Updated code for parallax only node:
float rayheight=1;
float oldray=1;
float2 offset=0;
float oldtex=1;
float texatray;
float yintersect;
int i;
while (i<MaxSteps+1)
{
texatray=(HeightMapChannel, Tex.SampleGrad(TexSampler,UV+offset,InDDX,InDDY));
if (rayheight < texatray)
{
float xintersect = (oldray-oldtex)+(texatray-rayheight);
xintersect=(texatray-rayheight)/xintersect;
yintersect=(oldray*(xintersect))+(rayheight*(1-xintersect));
offset-=((xintersect)*UVDist);
break;
}
oldray=rayheight;
rayheight-=stepsize;
offset+=UVDist;
oldtex=texatray;
i++;
}
float3 output;
output.xy=offset;
output.z=yintersect;
return output;
Also it would be nice to get working for the rayheight<=texatray case since that will be a whole step faster for all white heightmap pixels.

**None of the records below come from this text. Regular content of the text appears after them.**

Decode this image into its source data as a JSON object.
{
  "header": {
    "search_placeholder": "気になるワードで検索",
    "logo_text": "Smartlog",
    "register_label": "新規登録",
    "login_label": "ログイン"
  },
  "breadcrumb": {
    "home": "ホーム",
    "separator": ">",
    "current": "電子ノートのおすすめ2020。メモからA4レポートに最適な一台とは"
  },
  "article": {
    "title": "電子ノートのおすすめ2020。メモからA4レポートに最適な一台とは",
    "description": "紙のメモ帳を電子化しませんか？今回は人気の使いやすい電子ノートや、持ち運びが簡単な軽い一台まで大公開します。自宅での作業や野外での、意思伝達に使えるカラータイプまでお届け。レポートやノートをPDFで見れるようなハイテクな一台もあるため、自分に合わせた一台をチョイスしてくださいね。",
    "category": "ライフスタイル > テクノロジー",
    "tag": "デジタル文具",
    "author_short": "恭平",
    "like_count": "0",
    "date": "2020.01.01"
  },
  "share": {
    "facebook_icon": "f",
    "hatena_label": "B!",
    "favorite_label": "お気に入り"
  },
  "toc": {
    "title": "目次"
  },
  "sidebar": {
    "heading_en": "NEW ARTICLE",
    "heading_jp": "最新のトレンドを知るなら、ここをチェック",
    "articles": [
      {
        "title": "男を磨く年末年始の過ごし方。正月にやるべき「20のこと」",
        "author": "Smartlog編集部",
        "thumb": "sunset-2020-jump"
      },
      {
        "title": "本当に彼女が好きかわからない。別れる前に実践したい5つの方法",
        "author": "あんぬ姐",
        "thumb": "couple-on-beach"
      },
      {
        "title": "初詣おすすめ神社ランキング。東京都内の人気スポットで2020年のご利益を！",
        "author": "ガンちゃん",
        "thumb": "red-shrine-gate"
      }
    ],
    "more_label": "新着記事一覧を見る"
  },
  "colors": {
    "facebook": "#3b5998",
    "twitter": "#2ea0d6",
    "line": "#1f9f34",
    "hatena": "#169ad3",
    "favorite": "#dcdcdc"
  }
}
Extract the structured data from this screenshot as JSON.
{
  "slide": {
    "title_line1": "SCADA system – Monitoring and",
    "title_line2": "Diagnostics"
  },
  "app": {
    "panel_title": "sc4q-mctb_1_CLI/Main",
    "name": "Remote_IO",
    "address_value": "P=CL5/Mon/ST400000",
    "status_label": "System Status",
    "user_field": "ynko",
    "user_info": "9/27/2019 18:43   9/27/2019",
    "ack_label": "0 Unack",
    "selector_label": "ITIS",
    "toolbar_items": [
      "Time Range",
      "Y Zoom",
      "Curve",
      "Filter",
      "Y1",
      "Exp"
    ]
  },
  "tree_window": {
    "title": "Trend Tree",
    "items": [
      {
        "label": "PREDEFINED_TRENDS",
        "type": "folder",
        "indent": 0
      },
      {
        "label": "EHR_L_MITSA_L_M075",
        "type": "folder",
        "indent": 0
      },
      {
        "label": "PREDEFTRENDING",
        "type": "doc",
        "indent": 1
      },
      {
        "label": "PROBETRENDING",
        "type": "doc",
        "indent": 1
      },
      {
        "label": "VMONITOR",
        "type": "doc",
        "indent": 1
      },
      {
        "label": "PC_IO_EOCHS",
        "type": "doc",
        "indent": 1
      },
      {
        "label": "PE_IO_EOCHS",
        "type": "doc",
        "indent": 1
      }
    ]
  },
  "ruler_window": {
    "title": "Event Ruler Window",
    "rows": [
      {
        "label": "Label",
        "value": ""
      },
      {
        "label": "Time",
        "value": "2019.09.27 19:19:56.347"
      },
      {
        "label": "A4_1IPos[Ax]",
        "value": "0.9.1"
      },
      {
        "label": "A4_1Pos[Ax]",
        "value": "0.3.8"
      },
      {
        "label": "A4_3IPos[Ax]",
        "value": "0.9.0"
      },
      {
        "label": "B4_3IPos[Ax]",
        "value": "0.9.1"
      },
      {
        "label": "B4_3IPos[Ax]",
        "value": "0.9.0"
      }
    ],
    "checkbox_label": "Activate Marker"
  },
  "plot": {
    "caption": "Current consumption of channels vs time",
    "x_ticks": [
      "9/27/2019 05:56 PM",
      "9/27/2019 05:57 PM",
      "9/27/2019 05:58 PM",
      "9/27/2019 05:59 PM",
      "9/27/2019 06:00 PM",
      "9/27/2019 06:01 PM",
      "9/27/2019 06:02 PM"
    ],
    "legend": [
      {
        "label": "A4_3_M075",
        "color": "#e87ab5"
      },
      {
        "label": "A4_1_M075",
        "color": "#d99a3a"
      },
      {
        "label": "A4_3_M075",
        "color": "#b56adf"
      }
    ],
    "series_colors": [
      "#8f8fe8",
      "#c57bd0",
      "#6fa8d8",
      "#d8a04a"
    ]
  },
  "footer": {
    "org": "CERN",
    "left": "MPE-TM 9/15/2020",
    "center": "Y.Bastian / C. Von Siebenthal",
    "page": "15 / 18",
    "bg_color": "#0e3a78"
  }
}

So far when I try to get that working, its causing the first layer either to get invalid results (it attempts to divide by 0) or it doesn’t get the offset to match up with the next layer if I use an offset to keep it from dividing by 0. If anybody can help figure that out that would be awesome and make another tiny bit faster.
A separate if statement works but the branching overhead is probably not worth it unless there are a significant amount of white pixels.